In the dusty and noisy slums of Hyderabad in south India, an innovative mobile school on wheels weaves through the city stopping at various locations. From rickety tarpaulin huts barefooted children emerge, aged 10 years and under. Their eyes bright with excitement the children clamber aboard the bright orange bus to receive the days schooling.
The mobile classroom is the brainchild of school teacher T.L. Reddy- founder of the non-governmental organisation CLAP Foundation. It offers the children of India’s slums free schooling for the few hours they can spare before they go back to working as child-labourers. Reddy, who has been a teacher for 25 years said the project was originally set up in temporary tent shelters in the children’s slum to give the children a basic level of education.
Three years ago, after receiving donations the school went mobile to attract more youngsters. “These children have no time to go to school, unless the school comes to them,” said the teacher.
Inside the bus the walls are decorated with pictures of animals and fruits.
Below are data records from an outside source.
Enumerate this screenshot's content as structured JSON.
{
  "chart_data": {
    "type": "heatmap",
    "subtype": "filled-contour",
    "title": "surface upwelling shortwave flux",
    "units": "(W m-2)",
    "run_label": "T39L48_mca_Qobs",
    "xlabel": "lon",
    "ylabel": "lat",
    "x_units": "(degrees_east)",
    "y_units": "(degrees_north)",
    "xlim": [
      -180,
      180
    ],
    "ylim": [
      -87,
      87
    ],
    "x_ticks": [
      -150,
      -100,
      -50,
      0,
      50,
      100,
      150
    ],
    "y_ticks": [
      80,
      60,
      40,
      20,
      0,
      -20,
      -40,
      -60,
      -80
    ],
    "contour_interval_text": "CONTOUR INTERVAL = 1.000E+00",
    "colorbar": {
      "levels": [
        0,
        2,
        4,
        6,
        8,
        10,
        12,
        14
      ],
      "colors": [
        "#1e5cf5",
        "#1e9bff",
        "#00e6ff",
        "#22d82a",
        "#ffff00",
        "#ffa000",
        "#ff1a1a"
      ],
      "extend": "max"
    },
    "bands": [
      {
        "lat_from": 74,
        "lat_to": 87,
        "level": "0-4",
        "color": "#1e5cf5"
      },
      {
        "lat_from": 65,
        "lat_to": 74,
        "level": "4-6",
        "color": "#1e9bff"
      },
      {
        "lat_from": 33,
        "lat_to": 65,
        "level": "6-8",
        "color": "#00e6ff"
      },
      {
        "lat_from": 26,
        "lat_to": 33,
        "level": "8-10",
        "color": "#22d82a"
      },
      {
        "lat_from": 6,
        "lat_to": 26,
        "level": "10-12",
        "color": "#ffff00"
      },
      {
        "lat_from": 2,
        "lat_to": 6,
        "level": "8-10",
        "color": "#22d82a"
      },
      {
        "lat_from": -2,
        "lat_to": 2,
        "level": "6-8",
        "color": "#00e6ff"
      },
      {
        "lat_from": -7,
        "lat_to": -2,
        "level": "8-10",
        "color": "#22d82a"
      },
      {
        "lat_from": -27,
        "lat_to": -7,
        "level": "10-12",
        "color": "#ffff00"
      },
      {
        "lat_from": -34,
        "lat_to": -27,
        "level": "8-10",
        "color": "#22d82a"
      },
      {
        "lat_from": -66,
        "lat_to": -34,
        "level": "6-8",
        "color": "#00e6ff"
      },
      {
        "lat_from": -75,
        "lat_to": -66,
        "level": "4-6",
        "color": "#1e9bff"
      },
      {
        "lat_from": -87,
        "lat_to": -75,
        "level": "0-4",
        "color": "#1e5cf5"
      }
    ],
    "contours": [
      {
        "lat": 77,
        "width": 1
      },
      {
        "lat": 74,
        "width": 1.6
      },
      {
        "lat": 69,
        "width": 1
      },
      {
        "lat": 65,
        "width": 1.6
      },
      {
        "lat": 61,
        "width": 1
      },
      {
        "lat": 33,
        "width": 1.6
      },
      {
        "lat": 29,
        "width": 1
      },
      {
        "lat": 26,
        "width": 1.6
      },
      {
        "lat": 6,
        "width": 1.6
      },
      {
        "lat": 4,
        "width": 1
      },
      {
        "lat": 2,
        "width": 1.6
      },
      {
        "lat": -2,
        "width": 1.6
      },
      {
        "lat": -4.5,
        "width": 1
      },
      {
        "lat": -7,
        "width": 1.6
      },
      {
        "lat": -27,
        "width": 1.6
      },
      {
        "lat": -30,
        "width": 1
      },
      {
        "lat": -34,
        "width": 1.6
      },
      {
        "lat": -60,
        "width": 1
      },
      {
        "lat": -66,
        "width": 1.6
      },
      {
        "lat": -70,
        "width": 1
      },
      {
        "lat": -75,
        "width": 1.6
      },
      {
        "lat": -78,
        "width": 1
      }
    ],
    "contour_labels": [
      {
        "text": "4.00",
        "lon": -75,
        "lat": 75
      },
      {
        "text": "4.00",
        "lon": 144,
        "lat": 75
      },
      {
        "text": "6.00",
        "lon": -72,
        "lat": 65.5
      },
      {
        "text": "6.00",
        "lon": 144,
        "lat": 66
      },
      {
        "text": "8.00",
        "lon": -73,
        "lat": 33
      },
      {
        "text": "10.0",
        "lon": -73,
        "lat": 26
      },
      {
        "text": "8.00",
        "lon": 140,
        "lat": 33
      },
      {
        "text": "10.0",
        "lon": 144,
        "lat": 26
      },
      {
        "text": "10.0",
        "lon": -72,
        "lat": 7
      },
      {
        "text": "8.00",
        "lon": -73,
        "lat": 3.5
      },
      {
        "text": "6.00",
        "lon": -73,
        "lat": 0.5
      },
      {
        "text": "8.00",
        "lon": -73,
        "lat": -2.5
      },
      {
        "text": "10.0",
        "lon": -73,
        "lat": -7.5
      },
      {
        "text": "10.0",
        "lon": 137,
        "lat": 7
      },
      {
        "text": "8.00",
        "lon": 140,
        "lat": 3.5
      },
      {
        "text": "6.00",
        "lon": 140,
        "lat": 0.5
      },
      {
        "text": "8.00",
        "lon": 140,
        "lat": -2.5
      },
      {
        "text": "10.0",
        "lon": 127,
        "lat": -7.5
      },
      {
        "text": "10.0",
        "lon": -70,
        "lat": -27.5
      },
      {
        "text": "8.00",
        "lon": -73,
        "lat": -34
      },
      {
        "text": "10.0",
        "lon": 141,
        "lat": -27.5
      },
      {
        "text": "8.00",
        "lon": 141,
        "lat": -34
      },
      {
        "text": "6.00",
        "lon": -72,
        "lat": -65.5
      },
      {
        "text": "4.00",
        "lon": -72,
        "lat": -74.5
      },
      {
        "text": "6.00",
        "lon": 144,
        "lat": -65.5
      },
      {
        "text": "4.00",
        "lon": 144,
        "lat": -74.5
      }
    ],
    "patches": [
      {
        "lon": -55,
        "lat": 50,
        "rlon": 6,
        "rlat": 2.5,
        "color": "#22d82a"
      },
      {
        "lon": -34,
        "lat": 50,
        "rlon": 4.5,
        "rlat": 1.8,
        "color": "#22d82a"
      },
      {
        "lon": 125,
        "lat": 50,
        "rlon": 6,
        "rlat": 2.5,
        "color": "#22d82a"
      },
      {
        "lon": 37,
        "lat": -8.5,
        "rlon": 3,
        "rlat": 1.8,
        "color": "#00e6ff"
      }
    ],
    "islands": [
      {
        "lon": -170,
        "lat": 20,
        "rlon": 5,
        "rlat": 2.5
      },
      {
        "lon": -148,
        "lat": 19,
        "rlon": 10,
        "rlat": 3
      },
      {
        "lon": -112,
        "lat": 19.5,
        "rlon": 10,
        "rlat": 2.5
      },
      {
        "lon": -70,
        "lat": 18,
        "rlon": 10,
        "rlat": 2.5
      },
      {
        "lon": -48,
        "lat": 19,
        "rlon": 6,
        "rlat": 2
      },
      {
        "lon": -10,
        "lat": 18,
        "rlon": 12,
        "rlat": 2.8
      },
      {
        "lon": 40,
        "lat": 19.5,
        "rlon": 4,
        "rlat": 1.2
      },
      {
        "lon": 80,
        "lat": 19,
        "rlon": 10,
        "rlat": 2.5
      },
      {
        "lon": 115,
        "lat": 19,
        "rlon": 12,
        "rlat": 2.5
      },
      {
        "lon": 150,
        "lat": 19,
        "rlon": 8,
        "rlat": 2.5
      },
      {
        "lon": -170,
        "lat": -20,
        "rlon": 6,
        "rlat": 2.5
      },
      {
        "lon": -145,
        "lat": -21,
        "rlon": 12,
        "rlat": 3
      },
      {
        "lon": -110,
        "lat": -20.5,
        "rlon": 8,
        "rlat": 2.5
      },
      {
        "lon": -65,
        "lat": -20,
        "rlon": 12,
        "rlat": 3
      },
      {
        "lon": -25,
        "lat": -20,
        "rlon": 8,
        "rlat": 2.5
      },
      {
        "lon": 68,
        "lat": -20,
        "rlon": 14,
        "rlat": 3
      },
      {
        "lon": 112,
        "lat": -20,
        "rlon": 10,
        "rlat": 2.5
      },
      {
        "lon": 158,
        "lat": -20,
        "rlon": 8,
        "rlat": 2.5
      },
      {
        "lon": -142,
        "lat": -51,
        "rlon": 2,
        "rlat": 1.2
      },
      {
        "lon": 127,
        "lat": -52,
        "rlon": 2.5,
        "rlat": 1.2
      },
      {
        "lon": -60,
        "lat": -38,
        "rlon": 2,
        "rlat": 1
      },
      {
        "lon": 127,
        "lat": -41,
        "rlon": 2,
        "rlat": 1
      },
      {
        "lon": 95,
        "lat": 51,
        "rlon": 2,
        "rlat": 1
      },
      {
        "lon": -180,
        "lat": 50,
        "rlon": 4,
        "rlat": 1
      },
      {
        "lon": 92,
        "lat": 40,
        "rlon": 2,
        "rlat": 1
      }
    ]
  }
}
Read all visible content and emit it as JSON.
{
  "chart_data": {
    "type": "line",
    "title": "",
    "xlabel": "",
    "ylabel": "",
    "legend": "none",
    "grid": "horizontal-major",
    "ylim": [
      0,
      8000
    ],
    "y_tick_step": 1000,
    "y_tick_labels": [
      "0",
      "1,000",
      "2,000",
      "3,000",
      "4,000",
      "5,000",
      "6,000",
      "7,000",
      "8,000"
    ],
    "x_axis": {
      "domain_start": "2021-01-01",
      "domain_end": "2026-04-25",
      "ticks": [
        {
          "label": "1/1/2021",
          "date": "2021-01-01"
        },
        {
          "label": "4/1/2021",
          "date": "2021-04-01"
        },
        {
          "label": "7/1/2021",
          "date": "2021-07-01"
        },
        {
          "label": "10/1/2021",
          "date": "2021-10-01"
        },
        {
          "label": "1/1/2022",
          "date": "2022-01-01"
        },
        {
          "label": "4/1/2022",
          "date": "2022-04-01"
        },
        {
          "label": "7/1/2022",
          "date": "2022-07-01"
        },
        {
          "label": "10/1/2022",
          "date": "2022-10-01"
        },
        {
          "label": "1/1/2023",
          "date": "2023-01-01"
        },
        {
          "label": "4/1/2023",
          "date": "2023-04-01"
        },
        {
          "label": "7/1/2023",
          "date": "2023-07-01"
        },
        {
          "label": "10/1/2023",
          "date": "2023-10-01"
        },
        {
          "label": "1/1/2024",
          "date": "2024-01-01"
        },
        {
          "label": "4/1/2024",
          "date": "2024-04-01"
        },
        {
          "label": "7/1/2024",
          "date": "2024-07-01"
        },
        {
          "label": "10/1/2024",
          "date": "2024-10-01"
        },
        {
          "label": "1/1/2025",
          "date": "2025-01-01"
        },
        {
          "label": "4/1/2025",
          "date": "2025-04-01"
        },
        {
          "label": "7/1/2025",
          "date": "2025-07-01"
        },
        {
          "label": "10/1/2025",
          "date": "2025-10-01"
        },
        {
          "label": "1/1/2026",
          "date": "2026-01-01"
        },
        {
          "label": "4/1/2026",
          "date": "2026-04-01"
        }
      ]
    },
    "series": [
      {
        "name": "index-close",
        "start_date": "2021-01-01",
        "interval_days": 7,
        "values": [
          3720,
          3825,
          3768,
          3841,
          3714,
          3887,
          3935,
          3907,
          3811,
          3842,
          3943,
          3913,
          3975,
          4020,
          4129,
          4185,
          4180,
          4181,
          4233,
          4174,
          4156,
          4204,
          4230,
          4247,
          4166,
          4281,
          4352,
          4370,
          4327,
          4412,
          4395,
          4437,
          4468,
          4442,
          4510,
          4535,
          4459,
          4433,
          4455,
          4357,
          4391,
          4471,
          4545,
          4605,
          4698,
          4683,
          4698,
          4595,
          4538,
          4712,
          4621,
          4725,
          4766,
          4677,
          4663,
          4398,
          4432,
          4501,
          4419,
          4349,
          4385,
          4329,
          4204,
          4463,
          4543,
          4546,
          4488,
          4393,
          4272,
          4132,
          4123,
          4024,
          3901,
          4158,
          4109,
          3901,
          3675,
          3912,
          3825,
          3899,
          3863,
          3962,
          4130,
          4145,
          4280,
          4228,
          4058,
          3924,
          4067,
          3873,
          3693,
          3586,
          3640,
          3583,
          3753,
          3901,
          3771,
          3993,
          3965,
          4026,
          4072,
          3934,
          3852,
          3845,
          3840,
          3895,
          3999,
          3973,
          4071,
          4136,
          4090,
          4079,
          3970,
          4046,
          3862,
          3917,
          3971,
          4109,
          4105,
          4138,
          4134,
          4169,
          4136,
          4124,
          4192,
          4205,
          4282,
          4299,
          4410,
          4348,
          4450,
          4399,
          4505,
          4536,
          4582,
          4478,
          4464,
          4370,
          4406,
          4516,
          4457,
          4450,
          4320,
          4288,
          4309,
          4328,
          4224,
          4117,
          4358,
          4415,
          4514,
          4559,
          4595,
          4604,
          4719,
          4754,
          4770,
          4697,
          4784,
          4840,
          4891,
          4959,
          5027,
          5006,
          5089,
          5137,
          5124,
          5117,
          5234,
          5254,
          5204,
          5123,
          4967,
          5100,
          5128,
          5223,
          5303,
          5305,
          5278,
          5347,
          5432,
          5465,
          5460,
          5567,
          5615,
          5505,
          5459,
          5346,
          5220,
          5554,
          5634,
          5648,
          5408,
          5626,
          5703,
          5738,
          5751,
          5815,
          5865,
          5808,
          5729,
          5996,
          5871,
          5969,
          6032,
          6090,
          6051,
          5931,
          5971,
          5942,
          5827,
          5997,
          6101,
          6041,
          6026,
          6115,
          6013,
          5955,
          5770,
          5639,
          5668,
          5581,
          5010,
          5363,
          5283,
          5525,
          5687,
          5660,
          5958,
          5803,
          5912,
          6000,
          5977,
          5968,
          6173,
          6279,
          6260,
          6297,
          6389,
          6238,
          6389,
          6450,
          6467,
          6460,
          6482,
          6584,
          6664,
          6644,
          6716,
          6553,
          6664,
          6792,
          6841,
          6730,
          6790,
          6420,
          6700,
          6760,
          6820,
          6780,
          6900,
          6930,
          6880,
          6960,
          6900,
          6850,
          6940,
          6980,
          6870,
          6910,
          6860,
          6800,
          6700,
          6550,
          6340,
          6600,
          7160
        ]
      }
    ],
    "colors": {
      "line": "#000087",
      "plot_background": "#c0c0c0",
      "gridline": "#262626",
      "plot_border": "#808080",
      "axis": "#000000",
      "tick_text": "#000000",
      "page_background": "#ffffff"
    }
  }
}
Numbers and letters from the alphabet stretch along one whole side of the bus and benches line both sides end to end. Children write on slates perched on their laps with chalk as a teacher walks in the middle giving the day’s lesson. On some days pupils have to sit cross-legged on the floor because the bus is so full.
The plan, Reddy says is to get as many children taught to a level where they can join Government schools. Up until now, around 40 children have gone on to these despite the significant odds stacked against them.
However, the mobile school’s achievements may be something more humble. In the few hours they are with us, the children are given a chance to be kids, said T.L. Reddy.